The Philips group’s first-quarter earnings before interest, taxes and amortization (EBITA) rose 26 percent to 290 million euros ($326 million), beating an average estimate of 257 million euros in a Reuters poll of analysts. Comparable sales rose 5 percent to 5.51 billion euros.

Philips Lighting accounted for about a third of both sales and operating earnings in 2015. In the most recent quarter it had EBITA of 102 million euros on sales that fell 2 percent to 1.69 billion euros.

Exact comparisons are impossible due to differing business lines, but Osram’s first-quarter EBITA was 152 million euros, with revenue of 1.48 billion euros. GE’s appliances and lighting division had profit of $115 million and sales of $2 billion.

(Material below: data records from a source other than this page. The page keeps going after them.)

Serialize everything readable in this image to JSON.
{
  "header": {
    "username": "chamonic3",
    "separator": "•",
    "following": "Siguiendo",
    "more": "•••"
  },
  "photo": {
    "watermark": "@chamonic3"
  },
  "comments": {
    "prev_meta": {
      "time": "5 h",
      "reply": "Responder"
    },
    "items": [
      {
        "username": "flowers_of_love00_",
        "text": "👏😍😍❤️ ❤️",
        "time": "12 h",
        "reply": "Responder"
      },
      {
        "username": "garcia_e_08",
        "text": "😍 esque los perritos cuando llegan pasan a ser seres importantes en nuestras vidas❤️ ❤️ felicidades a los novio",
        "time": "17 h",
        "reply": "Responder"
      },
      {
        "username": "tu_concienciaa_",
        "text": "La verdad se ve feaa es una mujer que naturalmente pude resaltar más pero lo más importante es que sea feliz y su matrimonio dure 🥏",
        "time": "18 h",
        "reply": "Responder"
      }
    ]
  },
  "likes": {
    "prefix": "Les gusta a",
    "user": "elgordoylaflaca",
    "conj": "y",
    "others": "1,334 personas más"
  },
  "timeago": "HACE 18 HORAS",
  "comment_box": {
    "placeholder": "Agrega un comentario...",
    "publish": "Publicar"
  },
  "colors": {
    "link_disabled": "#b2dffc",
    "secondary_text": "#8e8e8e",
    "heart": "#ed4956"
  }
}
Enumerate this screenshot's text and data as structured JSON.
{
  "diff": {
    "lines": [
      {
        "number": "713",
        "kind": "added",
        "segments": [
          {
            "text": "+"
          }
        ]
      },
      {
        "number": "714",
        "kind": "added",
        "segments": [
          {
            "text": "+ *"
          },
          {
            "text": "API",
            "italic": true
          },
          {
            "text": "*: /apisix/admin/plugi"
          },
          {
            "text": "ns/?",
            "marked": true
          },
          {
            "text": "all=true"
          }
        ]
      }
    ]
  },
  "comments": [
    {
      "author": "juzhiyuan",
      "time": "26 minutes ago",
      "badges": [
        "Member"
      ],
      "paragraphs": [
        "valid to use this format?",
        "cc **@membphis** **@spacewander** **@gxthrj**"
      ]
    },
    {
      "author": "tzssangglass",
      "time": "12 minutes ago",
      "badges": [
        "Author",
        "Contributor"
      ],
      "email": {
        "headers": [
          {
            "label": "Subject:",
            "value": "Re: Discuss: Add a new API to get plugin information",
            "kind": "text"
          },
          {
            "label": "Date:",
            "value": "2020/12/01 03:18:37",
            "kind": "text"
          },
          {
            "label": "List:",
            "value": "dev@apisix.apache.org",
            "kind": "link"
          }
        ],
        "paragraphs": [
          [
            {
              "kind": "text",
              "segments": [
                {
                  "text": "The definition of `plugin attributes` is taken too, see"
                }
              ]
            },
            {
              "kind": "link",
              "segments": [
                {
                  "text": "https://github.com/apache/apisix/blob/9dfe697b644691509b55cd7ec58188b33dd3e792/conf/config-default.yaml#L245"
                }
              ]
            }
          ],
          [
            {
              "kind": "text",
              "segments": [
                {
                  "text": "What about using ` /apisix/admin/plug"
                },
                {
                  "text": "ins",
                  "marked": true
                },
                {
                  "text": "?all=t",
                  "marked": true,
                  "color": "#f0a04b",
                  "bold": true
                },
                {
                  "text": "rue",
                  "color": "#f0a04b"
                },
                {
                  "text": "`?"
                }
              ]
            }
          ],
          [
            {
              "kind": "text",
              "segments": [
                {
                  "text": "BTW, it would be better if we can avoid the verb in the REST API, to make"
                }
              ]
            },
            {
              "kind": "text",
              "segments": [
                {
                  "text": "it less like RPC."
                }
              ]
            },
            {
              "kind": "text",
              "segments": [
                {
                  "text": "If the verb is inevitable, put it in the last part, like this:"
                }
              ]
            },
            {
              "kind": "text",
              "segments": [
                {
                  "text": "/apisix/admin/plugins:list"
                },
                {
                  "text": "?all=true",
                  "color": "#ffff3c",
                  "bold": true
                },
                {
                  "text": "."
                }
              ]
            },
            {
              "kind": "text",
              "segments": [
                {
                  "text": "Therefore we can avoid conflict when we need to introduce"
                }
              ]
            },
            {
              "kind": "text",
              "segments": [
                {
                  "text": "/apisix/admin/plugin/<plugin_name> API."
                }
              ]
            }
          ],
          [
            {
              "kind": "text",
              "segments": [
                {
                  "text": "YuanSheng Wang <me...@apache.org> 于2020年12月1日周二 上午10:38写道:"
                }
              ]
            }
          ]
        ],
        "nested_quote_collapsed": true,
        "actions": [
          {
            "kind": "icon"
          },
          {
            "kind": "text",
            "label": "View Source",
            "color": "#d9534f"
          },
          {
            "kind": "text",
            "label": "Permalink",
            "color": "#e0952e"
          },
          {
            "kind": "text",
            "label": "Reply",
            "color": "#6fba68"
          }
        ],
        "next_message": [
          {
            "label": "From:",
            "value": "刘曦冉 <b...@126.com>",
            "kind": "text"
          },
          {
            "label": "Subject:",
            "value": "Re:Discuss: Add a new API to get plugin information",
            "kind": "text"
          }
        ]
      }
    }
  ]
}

Smaller lighting competitors include Durham, North Carolina LED maker Cree CREE.O, Japan's Nichia 5393.T and Bridgelux, purchased last year by China Electronics Corp [CELEC.UL], one of the many producers in the fragmented but big Chinese LED market.

Van Houten said the Philips group’s outlook for 2016 remained unchanged, as most of its earnings improvements would come in the second half of the year due to “macro-economic headwinds” and costs it is taking in the first half related to the spin-off.

The company first announced plans to separate lighting in 2014. It has said the lengthy process in disentangling the business was in part due to difficulties in separating out lighting’s extensive patent portfolio.

Around two-thirds of Philip’s revenue comes from its healthcare operations, which for the first time have been split into multiple divisions with a view to understanding the company after the lighting split.

The largest division, personal health, includes the consumer products many still associate with the company such as toothbrushes and electric shavers. Medical scanners and imaging equipment are grouped into a second division, with the company’s connected health services - such as patient monitoring systems and data-crunching for hospitals - in a third.